If Justice Roberts did change his mind, its worth thinking about why. Was it the vehement, almost violent, tone of the dissent? The uncharacteristic political punditry and lawyerly vileness that emanates from it? I can't help but think that did flip it for the man. And then he ran out time, so he had to vote with to uphold the law. It's probably that basic.

Here's what I think might have happened. We know that Justice Roberts assigned himself the opinion. That means he was in the majority; quite naturally, the opinion writer is assigned always from the majority. But I think that Justice Scalia and perhaps Justice Kennedy decided to write a different opinion - one that went much, much further than the Chief Justice wanted. To say it's a partizan hack job is to be kind; it reads like a political speech from a learned but disturbed and very angry Tea Party favorite.
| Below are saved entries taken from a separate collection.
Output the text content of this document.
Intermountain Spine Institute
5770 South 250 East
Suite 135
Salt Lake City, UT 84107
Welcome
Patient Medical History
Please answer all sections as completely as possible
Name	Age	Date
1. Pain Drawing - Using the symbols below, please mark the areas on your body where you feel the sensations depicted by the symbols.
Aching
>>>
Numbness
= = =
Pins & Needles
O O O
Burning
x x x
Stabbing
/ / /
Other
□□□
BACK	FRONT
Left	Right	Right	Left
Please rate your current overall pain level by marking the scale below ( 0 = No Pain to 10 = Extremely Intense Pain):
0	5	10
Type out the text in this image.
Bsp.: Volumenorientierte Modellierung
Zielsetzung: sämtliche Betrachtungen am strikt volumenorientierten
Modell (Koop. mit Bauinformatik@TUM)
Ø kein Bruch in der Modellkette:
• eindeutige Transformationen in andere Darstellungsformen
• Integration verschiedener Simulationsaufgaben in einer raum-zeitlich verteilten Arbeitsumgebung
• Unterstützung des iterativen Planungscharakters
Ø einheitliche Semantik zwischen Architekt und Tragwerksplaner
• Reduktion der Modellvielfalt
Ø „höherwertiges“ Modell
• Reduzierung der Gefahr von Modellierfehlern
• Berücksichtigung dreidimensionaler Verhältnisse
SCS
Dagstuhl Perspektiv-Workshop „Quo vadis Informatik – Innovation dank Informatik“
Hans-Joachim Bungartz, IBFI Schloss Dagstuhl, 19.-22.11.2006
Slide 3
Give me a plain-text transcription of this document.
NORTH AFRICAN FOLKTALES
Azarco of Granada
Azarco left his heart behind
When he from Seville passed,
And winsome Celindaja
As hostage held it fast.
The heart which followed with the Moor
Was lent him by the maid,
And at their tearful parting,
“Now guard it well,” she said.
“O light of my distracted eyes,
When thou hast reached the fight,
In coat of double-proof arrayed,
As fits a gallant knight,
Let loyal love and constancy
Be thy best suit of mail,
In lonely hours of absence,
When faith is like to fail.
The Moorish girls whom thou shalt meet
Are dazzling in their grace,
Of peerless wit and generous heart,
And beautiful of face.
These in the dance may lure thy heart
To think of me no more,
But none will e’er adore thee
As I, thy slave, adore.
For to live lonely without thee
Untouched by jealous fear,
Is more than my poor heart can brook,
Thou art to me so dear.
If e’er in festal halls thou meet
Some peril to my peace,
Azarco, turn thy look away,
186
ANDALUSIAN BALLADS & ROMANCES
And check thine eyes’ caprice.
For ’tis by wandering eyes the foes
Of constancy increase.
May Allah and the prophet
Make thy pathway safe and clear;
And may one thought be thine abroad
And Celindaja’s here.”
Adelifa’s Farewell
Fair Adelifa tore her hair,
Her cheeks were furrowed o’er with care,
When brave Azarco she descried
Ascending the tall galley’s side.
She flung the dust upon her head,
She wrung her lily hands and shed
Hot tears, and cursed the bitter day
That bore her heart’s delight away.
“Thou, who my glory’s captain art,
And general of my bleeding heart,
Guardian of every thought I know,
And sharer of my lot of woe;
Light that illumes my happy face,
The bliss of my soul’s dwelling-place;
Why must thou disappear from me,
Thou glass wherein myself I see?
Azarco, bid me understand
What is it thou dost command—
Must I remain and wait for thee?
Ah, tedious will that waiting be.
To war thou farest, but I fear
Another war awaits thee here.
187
With Justice Ginsburg writing what turned out to be a robust and convincing dissent, Justice Roberts was left with little room to maneuver. He'd already figured that the taxation bit was a positive; all he had to do was get it in there. The result wasn't, as some have said, Marbury-esque; Chief Justice John Marshall's legacy remains untouched in that regard. What Chief Justice Roberts ended up with was a confusing and difficult compromise that will come back and bite both Congress and the Court for years to come. While Marbury is a brilliant piece of legalistic logic that helped bind the Union, Justice Roberts has managed something that could be best described as "obstinate". And perhaps a little "difficult".

Ultimately, what really matters is how Justice Roberts voted. That there seems to have been some dreadful (or fortunate, depending on where you stand on Obamacare) miscommunication and outright belligerence within the ranks of the Justices is something that he'll have to figure out in the forthcoming years. I think that rather than looking at if Chief Justice Roberts changed his vote at the last minute, we should instead worry that this Court seems to be woefully unprepared and incapable of dealing with important matters, and indeed seems to be incapable of separating their jobs as interpreters of The Constitution with their political beliefs. Even accepting that law is always moral or political (rarely both), this Court seems to confuse political ideology for judicial and human morality.

While the conservatives weep and screech over the "betrayal" of the Chief Justice, I'm still inclined to note that this is a Court that favors corporations and authority and right wing pedantry over The People. In other words, the Obamacare decision was an aberration brought about by the foolish stridency of the far right Justices. In the end we're still left with the idea that the Supreme Court is not the final authority because it's infallible, but that it's generally infallible because it's generally the final authority. At the end of the day, because the Republicans have nothing to replace it with, Obamacare is here to stay.